Mysql – Optimitze Table, MyIsam

myisamMySQLmysql-5.6

I was reading a post on Percona (https://www.percona.com/blog/2010/12/09/mysql-optimize-tables-innodb-stop/) that said dropping and adding an index on a innodb table was almost 20* faster than using the table optimize syntax. Is this also true for myisam tables?

I have a 50 million row table and am deleting about 40k rows a day from it (while also adding in 50k new rows).

Best Answer

(Some of this is off-topic.)

Fast ALTER

  • The handling of ADD/DROP INDEX is different for MyISAM and InnoDB.
  • Oracle is focusing only on InnoDB.
  • InnoDB can allow writes while an index is being built -- by keeping track of what needs to be added to the index. It already has a "Change Buffer" to optimize such. MyISAM would have to invent a similar mechanism, and has no 'transaction' hooks to help.

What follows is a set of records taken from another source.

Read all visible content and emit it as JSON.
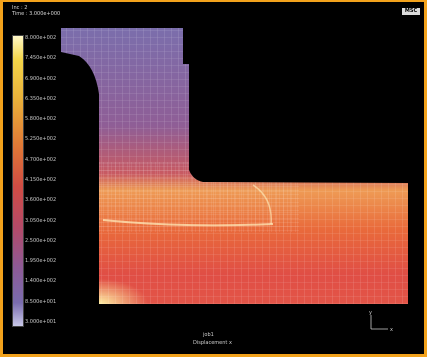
{
  "header": {
    "line1": "Inc : 2",
    "line2": "Time : 3.000e+000"
  },
  "logo_text": "MSC",
  "legend": {
    "ticks": [
      "8.000e+002",
      "7.450e+002",
      "6.900e+002",
      "6.350e+002",
      "5.800e+002",
      "5.250e+002",
      "4.700e+002",
      "4.150e+002",
      "3.600e+002",
      "3.050e+002",
      "2.500e+002",
      "1.950e+002",
      "1.400e+002",
      "8.500e+001",
      "3.000e+001"
    ]
  },
  "footer": {
    "line1": "job1",
    "line2": "Displacement x"
  },
  "triad": {
    "x": "x",
    "y": "y"
  }
}
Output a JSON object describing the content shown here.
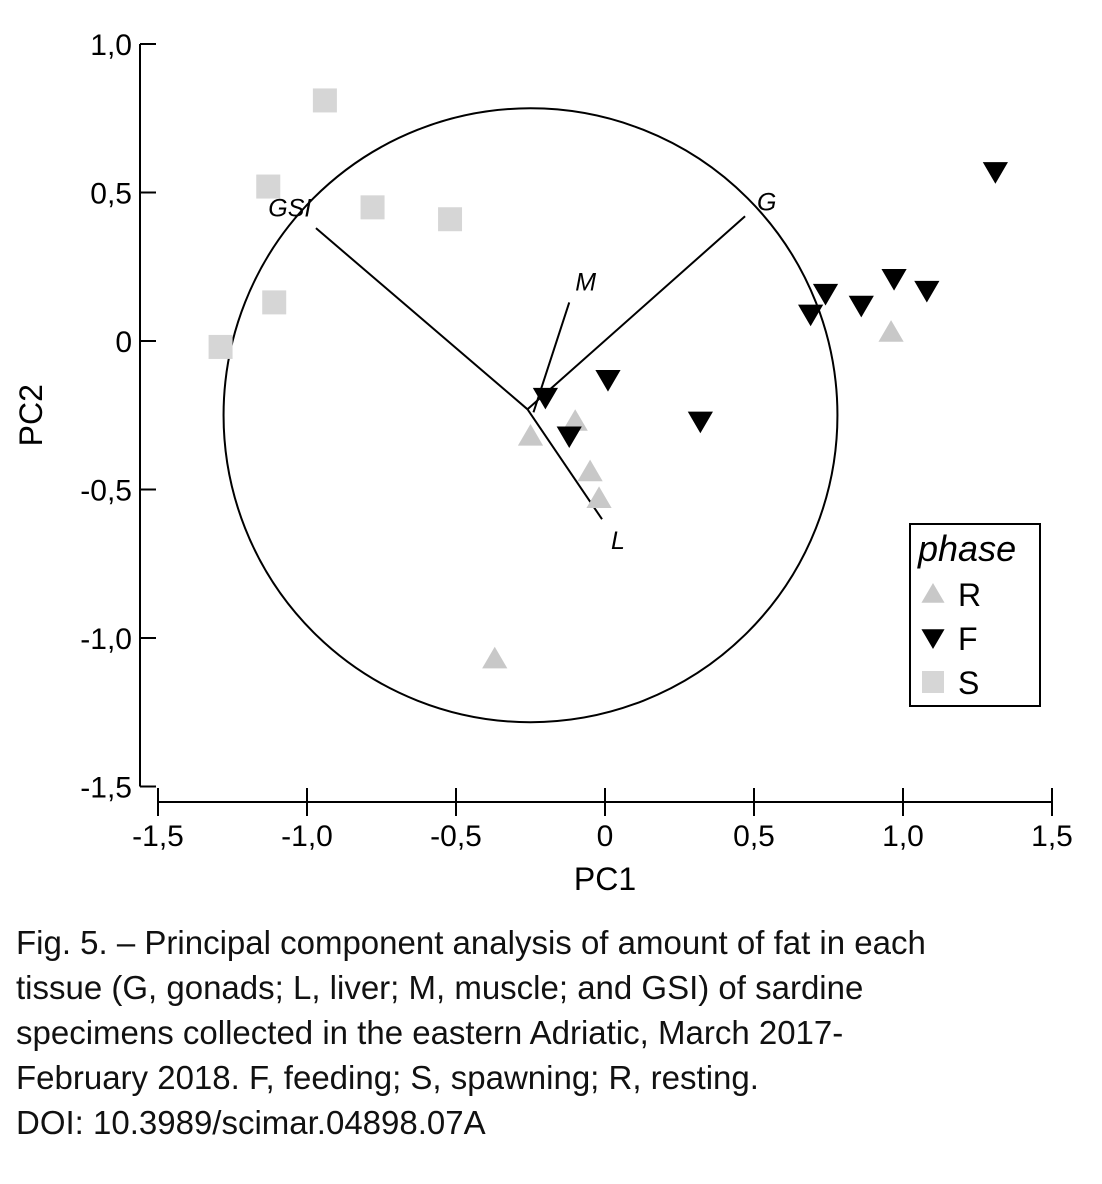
{
  "chart_data": {
    "type": "scatter",
    "title": "",
    "xlabel": "PC1",
    "ylabel": "PC2",
    "xlim": [
      -1.5,
      1.5
    ],
    "ylim": [
      -1.5,
      1.0
    ],
    "x_ticks": [
      "-1,5",
      "-1,0",
      "-0,5",
      "0",
      "0,5",
      "1,0",
      "1,5"
    ],
    "x_tick_values": [
      -1.5,
      -1.0,
      -0.5,
      0,
      0.5,
      1.0,
      1.5
    ],
    "y_ticks": [
      "1,0",
      "0,5",
      "0",
      "-0,5",
      "-1,0",
      "-1,5"
    ],
    "y_tick_values": [
      1.0,
      0.5,
      0,
      -0.5,
      -1.0,
      -1.5
    ],
    "grid": false,
    "legend": {
      "title": "phase",
      "placement": "bottom-right",
      "entries": [
        {
          "name": "R",
          "marker": "triangle-up",
          "color": "#c8c8c8"
        },
        {
          "name": "F",
          "marker": "triangle-down",
          "color": "#000000"
        },
        {
          "name": "S",
          "marker": "square",
          "color": "#d6d6d6"
        }
      ]
    },
    "circle": {
      "center": [
        -0.25,
        -0.25
      ],
      "radius": 1.03
    },
    "series": [
      {
        "name": "R",
        "points": [
          [
            -0.25,
            -0.32
          ],
          [
            -0.1,
            -0.27
          ],
          [
            -0.05,
            -0.44
          ],
          [
            -0.02,
            -0.53
          ],
          [
            -0.37,
            -1.07
          ],
          [
            0.96,
            0.03
          ]
        ]
      },
      {
        "name": "F",
        "points": [
          [
            -0.2,
            -0.19
          ],
          [
            -0.12,
            -0.32
          ],
          [
            0.01,
            -0.13
          ],
          [
            0.32,
            -0.27
          ],
          [
            0.69,
            0.09
          ],
          [
            0.74,
            0.16
          ],
          [
            0.86,
            0.12
          ],
          [
            0.97,
            0.21
          ],
          [
            1.08,
            0.17
          ],
          [
            1.31,
            0.57
          ]
        ]
      },
      {
        "name": "S",
        "points": [
          [
            -0.94,
            0.81
          ],
          [
            -1.13,
            0.52
          ],
          [
            -0.78,
            0.45
          ],
          [
            -0.52,
            0.41
          ],
          [
            -1.11,
            0.13
          ],
          [
            -1.29,
            -0.02
          ]
        ]
      }
    ],
    "vectors": [
      {
        "label": "GSI",
        "from": [
          -0.26,
          -0.23
        ],
        "to": [
          -0.97,
          0.38
        ],
        "label_at": [
          -1.13,
          0.42
        ]
      },
      {
        "label": "G",
        "from": [
          -0.26,
          -0.23
        ],
        "to": [
          0.47,
          0.42
        ],
        "label_at": [
          0.51,
          0.44
        ]
      },
      {
        "label": "M",
        "from": [
          -0.24,
          -0.24
        ],
        "to": [
          -0.12,
          0.13
        ],
        "label_at": [
          -0.1,
          0.17
        ]
      },
      {
        "label": "L",
        "from": [
          -0.26,
          -0.23
        ],
        "to": [
          -0.01,
          -0.6
        ],
        "label_at": [
          0.02,
          -0.7
        ]
      }
    ]
  },
  "caption": {
    "lines": [
      "Fig. 5. – Principal component analysis of amount of fat in each",
      "tissue (G, gonads; L, liver; M, muscle; and GSI) of sardine",
      "specimens collected in the eastern Adriatic, March 2017-",
      "February 2018. F, feeding; S, spawning; R, resting.",
      "DOI: 10.3989/scimar.04898.07A"
    ]
  }
}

Therefore, I conclude that all(?) benefits from ALTER TABLE ... INLINE/INPLACE are handled inside the InnoDB engine, leaving MyISAM out in the cold.

Long ago, one flavor of online ALTER TABLE, namely adding a item to an ENUM (with restrictions), was implemented. But that only required modifying the .frm file.

OPTIMIZE

In one situation in a hundred, OPTIMIZE TABLE is useful in MyISAM. The need for OPTIMIZE in InnoDB is much less frequent.

One example (applies to MyISAM only): The table has a lot of churn -- either from UPDATEs that change the lengths of rows or from DELETE+INSERT. MyISAM's INSERT gives preference to filling in holes in the .MYD, which can lead to individual rows scattered across multiple disk blocks. This slows down SELECT, even for 'point queries'.

Time Series

Are you are deleting "old" rows and adding "new" rows? If so,

  • Your MyISAM may need OPTIMIZE, as explained above. But, with InnoDB, OPTIMIZE would be mostly a waste.
  • DELETEing 40M rows locks a MyISAM table for a long time.
  • There are other techniques to deal with big deletes.

Partitioning for time series

  • PARTITIONing, even with MyISAM (before MySQL 8.0), is possible. It might let you turn the time consuming DELETE into an instantaneous DROP PARTITION. More
  • Using PARTITIONing would probably obviate the need for OPTIMIZE, even for MyISAM.
  • Caveat: Usually when adding partitioning, all the indexes need rethinking.